Sur le travail, elle démonte la promesse d’émancipation : les approches actuelles « peuvent paradoxalement déqualifier les travailleurs, les soumettre à une surveillance automatisée et les reléguer à des tâches rigides et répétitives ». Et elle rappelle ce que l’instantané fait oublier : « Rien, dans le monde de l’IA, n’est immatériel ou magique. » Derrière chaque réponse parfaite se tiennent des millions d’annotateurs et de modérateurs, « pour la majorité des femmes », payés « un salaire de misère ».

Sur la guerre, le ton se durcit :

« Il n’existe aucun algorithme capable de rendre la guerre moralement acceptable. L’IA ne soustrait pas le conflit à son inhumanité intrinsèque : elle ne peut que le rendre plus rapide et impersonnel, en abaissant le seuil du recours à la violence et en transformant la défense en prévision opérationnelle, les victimes étant réduites à de simples données. »

L’« agent moral artificiel » est écarté d’une phrase : « le jugement moral ne se réduit pas à un simple calcul ; il implique la conscience, la responsabilité personnelle et la reconnaissance de l’autre en tant que personne ».

« DÉSARMER L’IA »

C’est le concept-signature du texte, et le plus chargé politiquement :

« Désarmer l’IA, c’est la soustraire à la logique de la compétition armée qui n’est plus aujourd’hui seulement militaire, mais aussi économique et cognitive.
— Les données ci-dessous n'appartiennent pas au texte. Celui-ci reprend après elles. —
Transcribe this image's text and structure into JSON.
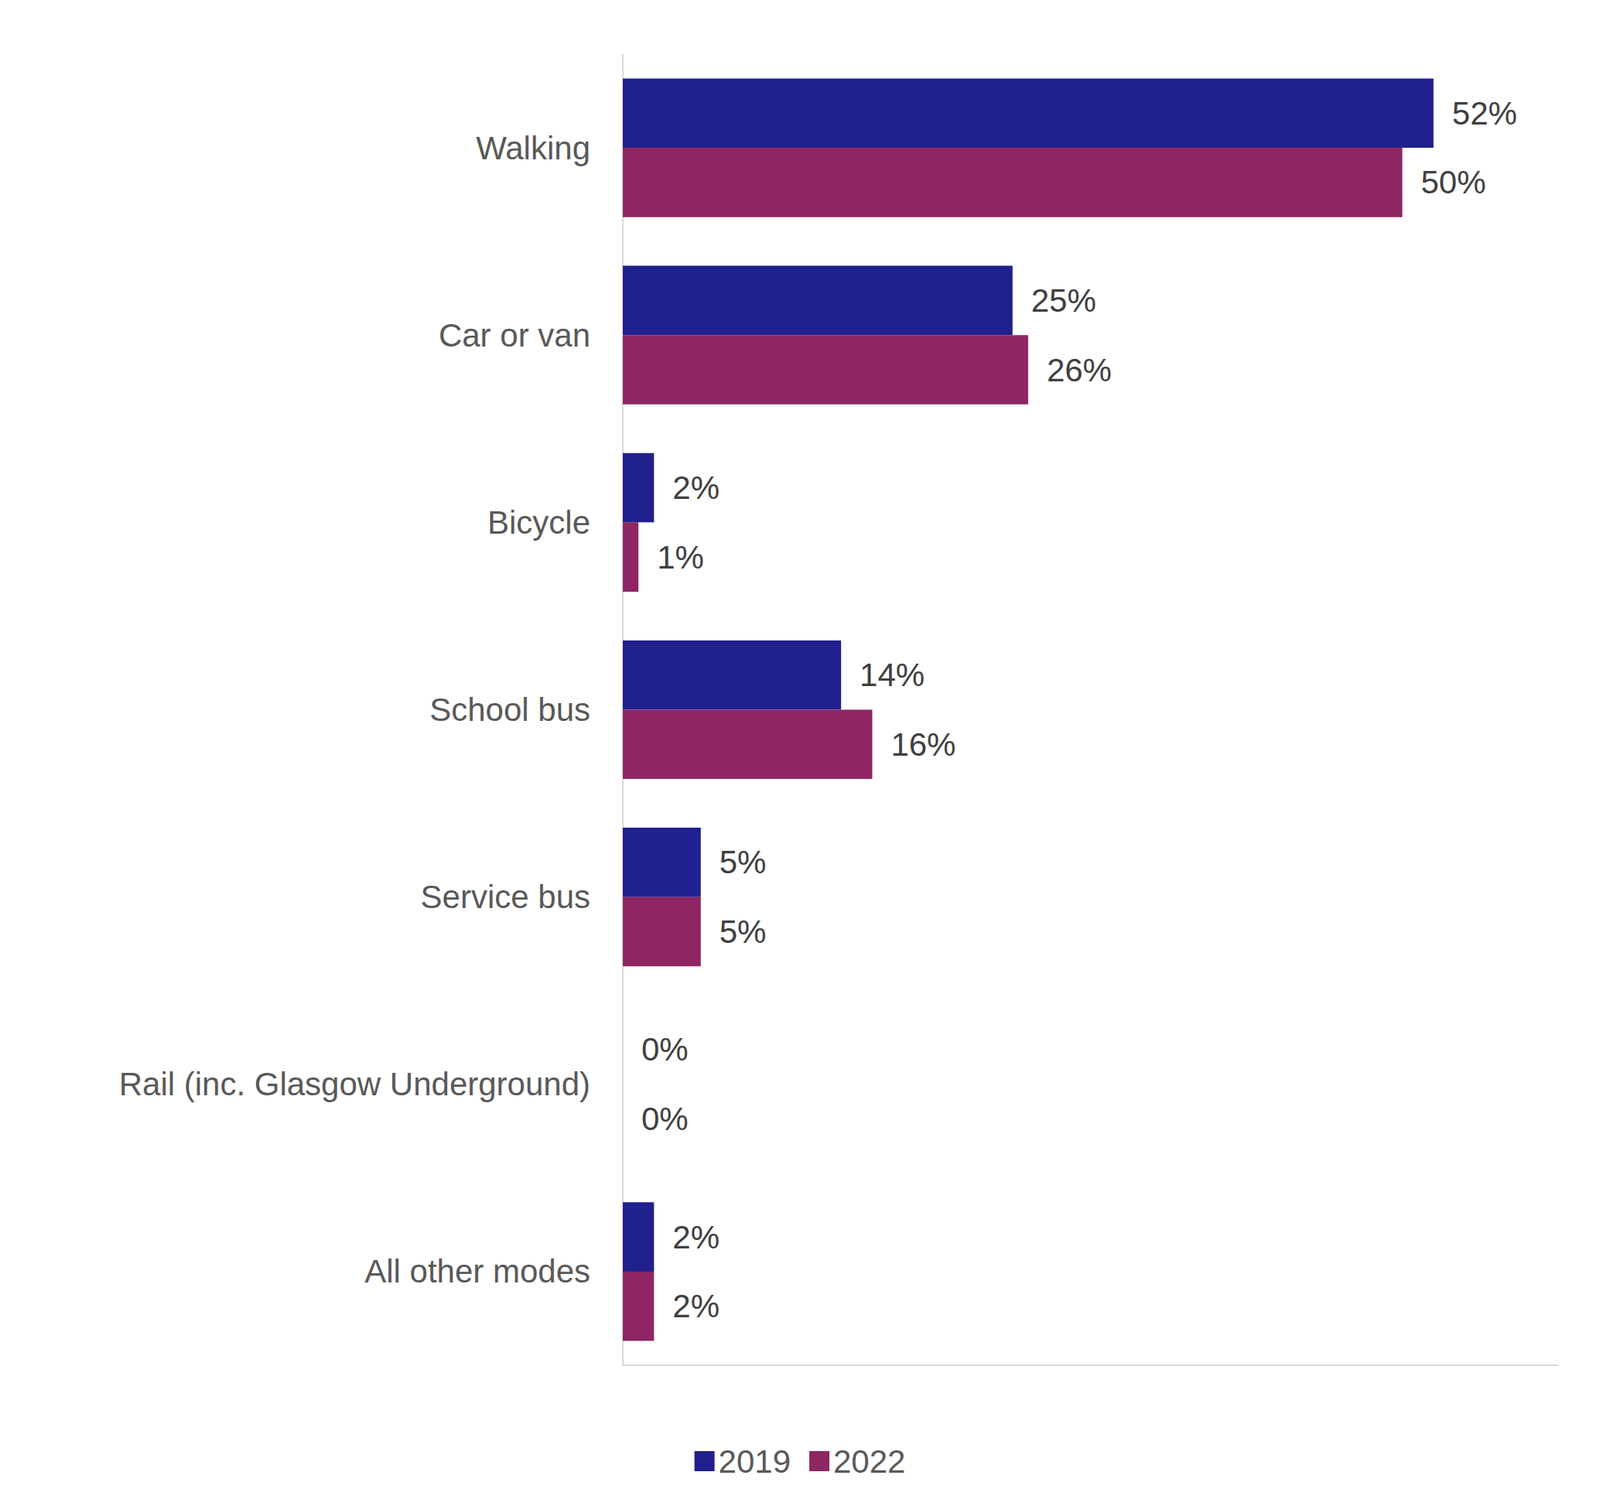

Désarmer, c’est rompre cette équivalence entre la puissance technique et le droit de gouverner. »

Léon XIV refuse d’ailleurs de se payer du vocabulaire à la mode de l’« alignement » :

« Une IA plus morale ne sert à rien si cette morale est décidée par une poignée de personnes. »

La vraie question n’est donc pas de moraliser la machine, mais de savoir qui décide de sa morale.

CE QUE LE TEXTE NE DIT PAS

C’est ici qu’une lecture honnête doit pointer les faiblesses, car la grandeur du diagnostic souligne la timidité des remèdes.

L’encyclique excelle à décrire la concentration du pouvoir numérique. Mais ses prescriptions plafonnent au niveau des principes : « contrôles indépendants, transparence sur les algorithmes, accès équitable aux données ». Aucune architecture concrète de gouvernance mondiale, aucun traité, aucune agence. La souveraineté numérique — clouds nationaux, autonomie industrielle, semi-conducteurs — reste la grande absente, alors que c’est précisément le terrain où la bataille se livre déjà. Et la désinformation, justement identifiée comme trouvant dans l’IA « un puissant multiplicateur », repart sans réponse opérationnelle.

Le Vatican pose les bonnes questions et laisse à d’autres l’ingénierie. On peut y voir son rôle ; on doit aussi y voir sa limite.

LA QUESTION N’EST PAS TECHNOLOGIQUE

Au terme de deux cents pages, une formule condense tout : « faire progresser la technique sans faire régresser le cœur ».

Et le critère final, emprunté à Jean-Paul II, devrait figurer en tête de cahier des charges de toute politique technologique : l’IA rend-elle la vie « plus digne de l’homme » ? Si oui, c’est une opportunité. Sinon — « si la puissance grandit tandis que le cœur s’assèche et que les liens se rompent » — alors « nous sommes face à une nouvelle forme de Babel : une construction grandiose, mais inhumaine ».

La question, conclut Léon XIV, n’est pas technologique. Elle est anthropologique. Et « la construction de Babel ou celle de Jérusalem commence en chacun de nous ».